Safety on the ice, too, can be a function of just how dangerously a player may be making hockey because of the way he or she is playing.


“A lot of the aggression on the ice has become a safety issue,” says Siglin. “There has been a tremendous out amount of match penalties, up this year from last year.”


And, yes, official who might otherwise be there to help, are often caught not only in the middle, but also under fire from parents in the stands, too.


“There is a referee shortage for a reason,” Siglin says. “People don’t want to be abused by parents. So that makes it hard. And then it just trickles down.”

playing other sports

As an athletic trainer, Siglin is exposed to all kinds of athletes, thousands over the years, which brings with it some familiarity across sports and their injuries. Playing other sports part of Siglin’s recipe for a healthy young athlete – and person.


“It’s too early to specialize kids,” she says. “I would say, 14 and under, you cannot be specializing kids. It’s insane. You’re setting them up, not just with ice hockey but any [one] sport, for over-use injury and burnout. Kids need to miss their sport. They do. And I think parents suffer from fear of missing out, and that affects their kids more than anything else. But we’re talking about kids who haven’t even hit puberty yet. I tell a lot of my youth parents that puberty is a lovely equalizer.”

more in store

Siglin also noted she will focus on promoting “Stop the Bleed,” as well as trying to arm rinks with information about emergency action plans. It is no small agenda.
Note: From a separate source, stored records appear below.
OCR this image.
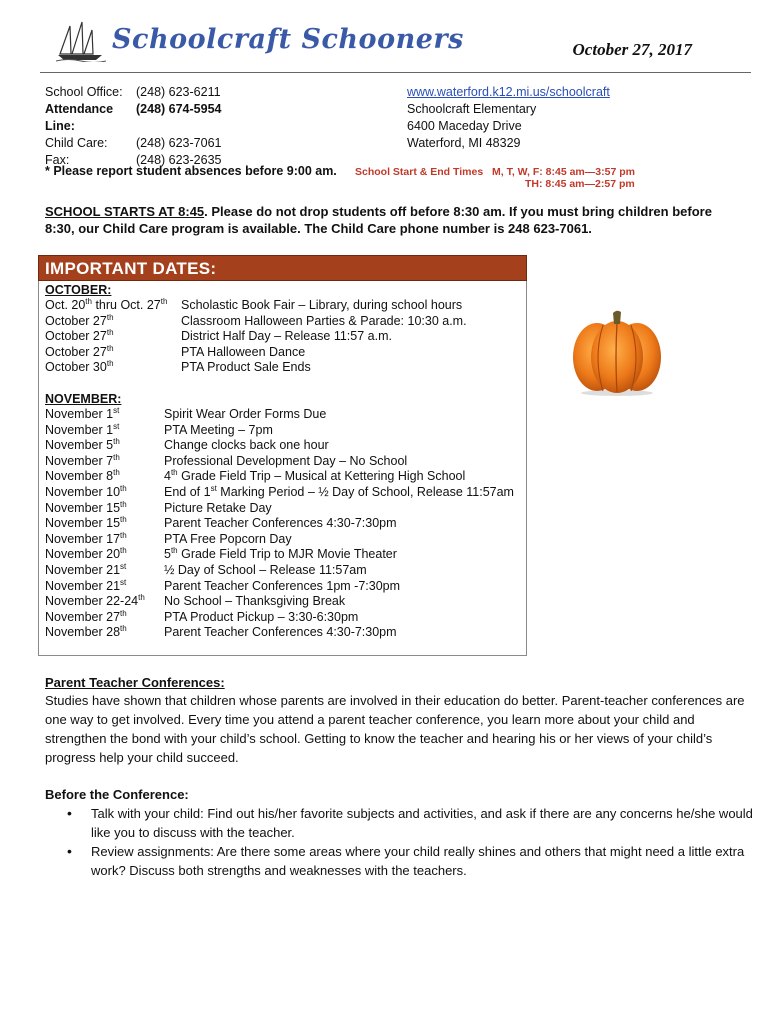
Schoolcraft Schooners	October 27, 2017
School Office:	(248) 623-6211
Attendance Line:
(248) 674-5954
Child Care:	(248) 623-7061
Fax:	(248) 623-2635
www.waterford.k12.mi.us/schoolcraft
Schoolcraft Elementary
6400 Maceday Drive
Waterford, MI 48329
* Please report student absences before 9:00 am. School Start & End Times M, T, W, F: 8:45 am—3:57 pm
TH: 8:45 am—2:57 pm
SCHOOL STARTS AT 8:45. Please do not drop students off before 8:30 am. If you must bring children before 8:30, our Child Care program is available. The Child Care phone number is 248 623-7061.
IMPORTANT DATES:
OCTOBER:
Oct. 20th thru Oct. 27th Scholastic Book Fair – Library, during school hours
October 27th	Classroom Halloween Parties & Parade: 10:30 a.m.
October 27th	District Half Day – Release 11:57 a.m.
October 27th	PTA Halloween Dance
October 30th	PTA Product Sale Ends
NOVEMBER:
November 1st	Spirit Wear Order Forms Due
November 1st	PTA Meeting – 7pm
November 5th	Change clocks back one hour
November 7th	Professional Development Day – No School
November 8th	4th Grade Field Trip – Musical at Kettering High School
November 10th	End of 1st Marking Period – ½ Day of School, Release 11:57am
November 15th	Picture Retake Day
November 15th	Parent Teacher Conferences 4:30-7:30pm
November 17th	PTA Free Popcorn Day
November 20th	5th Grade Field Trip to MJR Movie Theater
November 21st	½ Day of School – Release 11:57am
November 21st	Parent Teacher Conferences 1pm -7:30pm
November 22-24th No School – Thanksgiving Break
November 27th	PTA Product Pickup – 3:30-6:30pm
November 28th	Parent Teacher Conferences 4:30-7:30pm
Parent Teacher Conferences:
Studies have shown that children whose parents are involved in their education do better. Parent-teacher conferences are one way to get involved. Every time you attend a parent teacher conference, you learn more about your child and strengthen the bond with your child’s school. Getting to know the teacher and hearing his or her views of your child’s progress help your child succeed.
Before the Conference:
• Talk with your child: Find out his/her favorite subjects and activities, and ask if there are any concerns he/she would like you to discuss with the teacher.
• Review assignments: Are there some areas where your child really shines and others that might need a little extra work? Discuss both strengths and weaknesses with the teachers.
Overall, Siglin, the hockey fan, mother of three, athletic trainer to hundreds each season and safety coordinator for tens of thousands of Massachusetts youth hockey players, is aiming to create a better place to play for all of them. And, of course, she bristles at the idea that athletic trainers and safety officials take the fun out of everything.


“My job as an athletic trainer is to keep people playing, not to keep people from playing,” says Siglin, whose conversations with her L-S student athletes may be just as relevant for any population. “I teach my high school kids that my degree trumps your Google search. I’ve had years of experience doing this. People are shortsighted and that’s a problem. Medical professionals are very objective. As much as I love our teams, I never care who wins or loses. I just want to make sure that everybody gets out of the game healthy.”